Random Early Detection (RED) algorithms require manual parameter tuning of the queue weight parameter, limiting effectiveness in dynamic network environments. This research develops a Deep Reinforcement Learning approach to dynamically adjust RED's queue weight for improved congestion control. Using NS-3.43 with OpenAI Gym and ZeroMQ integration, three agents — DQN, DDQN, and DDQNPER — were trained on a 200-node scenario and evaluated on unseen traffic scales of 20, 100, 300, and 400 nodes. All DRL models-maintained throughput identical to standard RED (4.885–4.936 Mbps) across all scenarios, confirming no loss of network capacity.

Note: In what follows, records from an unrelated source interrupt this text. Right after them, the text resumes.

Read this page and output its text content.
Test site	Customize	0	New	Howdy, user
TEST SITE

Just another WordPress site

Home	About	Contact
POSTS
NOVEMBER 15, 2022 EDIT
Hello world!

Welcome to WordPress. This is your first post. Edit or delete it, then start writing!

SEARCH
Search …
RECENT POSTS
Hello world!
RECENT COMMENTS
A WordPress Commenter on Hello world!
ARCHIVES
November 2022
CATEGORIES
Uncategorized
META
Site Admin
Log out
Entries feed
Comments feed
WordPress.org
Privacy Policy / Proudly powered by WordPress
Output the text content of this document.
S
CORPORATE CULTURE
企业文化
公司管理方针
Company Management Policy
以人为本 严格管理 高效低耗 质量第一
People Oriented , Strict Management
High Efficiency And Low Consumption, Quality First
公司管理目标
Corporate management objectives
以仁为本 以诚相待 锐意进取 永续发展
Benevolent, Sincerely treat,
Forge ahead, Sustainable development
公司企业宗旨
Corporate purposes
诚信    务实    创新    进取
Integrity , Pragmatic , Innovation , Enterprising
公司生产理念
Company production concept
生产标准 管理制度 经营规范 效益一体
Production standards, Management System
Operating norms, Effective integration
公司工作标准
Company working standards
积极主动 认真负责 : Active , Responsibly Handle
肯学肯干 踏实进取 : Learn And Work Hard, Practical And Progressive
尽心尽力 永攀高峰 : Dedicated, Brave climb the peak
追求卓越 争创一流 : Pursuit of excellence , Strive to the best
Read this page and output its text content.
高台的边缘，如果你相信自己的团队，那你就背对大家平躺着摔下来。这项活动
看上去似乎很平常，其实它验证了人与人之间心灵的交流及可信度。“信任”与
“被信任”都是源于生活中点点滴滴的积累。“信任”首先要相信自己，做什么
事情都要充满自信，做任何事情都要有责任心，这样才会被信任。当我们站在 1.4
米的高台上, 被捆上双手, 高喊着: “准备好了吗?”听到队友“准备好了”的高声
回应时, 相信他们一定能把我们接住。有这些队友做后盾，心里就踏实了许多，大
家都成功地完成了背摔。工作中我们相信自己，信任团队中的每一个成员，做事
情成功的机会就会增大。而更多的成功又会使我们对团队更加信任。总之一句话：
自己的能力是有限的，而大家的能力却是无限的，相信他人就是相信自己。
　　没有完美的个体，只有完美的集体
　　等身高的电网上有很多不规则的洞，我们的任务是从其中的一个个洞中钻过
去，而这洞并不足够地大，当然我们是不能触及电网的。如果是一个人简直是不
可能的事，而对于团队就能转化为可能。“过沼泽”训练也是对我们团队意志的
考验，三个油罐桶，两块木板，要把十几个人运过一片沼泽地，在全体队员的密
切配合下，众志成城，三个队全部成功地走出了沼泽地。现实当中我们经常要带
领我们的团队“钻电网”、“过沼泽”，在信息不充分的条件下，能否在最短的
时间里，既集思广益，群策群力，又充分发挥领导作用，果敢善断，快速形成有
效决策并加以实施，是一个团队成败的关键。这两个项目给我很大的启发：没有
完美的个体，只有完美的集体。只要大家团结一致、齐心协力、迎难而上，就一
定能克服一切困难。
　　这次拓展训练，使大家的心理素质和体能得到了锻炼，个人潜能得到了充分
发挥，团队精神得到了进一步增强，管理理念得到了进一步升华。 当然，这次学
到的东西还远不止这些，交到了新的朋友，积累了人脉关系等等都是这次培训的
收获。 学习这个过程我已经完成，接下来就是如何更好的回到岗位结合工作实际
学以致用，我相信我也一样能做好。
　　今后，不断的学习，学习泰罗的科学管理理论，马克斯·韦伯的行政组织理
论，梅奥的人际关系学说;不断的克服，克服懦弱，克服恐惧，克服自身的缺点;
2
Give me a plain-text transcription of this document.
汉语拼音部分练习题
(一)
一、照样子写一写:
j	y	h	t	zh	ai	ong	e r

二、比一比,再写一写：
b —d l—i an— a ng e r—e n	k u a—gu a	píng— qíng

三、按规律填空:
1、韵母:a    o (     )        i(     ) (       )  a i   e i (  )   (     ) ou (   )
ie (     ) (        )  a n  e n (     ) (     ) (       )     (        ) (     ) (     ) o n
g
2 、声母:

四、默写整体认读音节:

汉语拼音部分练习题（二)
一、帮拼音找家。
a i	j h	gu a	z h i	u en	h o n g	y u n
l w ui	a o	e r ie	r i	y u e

DDQNPER achieved the best overall performance, reducing packet loss by approximately 1.8% under heavy traffic conditions (300 and 400 nodes), while marginally underperforming RED in packet loss at 20 nodes. Queuing delay was reduced across all scenarios, with the largest improvement of approximately 11% occurring at 20 nodes and moderate reductions of 3–5% under heavier traffic. These results demonstrate that DDQN enhanced with Prioritised Experience Replay can meaningfully improve active queue management in TCP/IP networks, with advantages most consistent under high-traffic congestion conditions.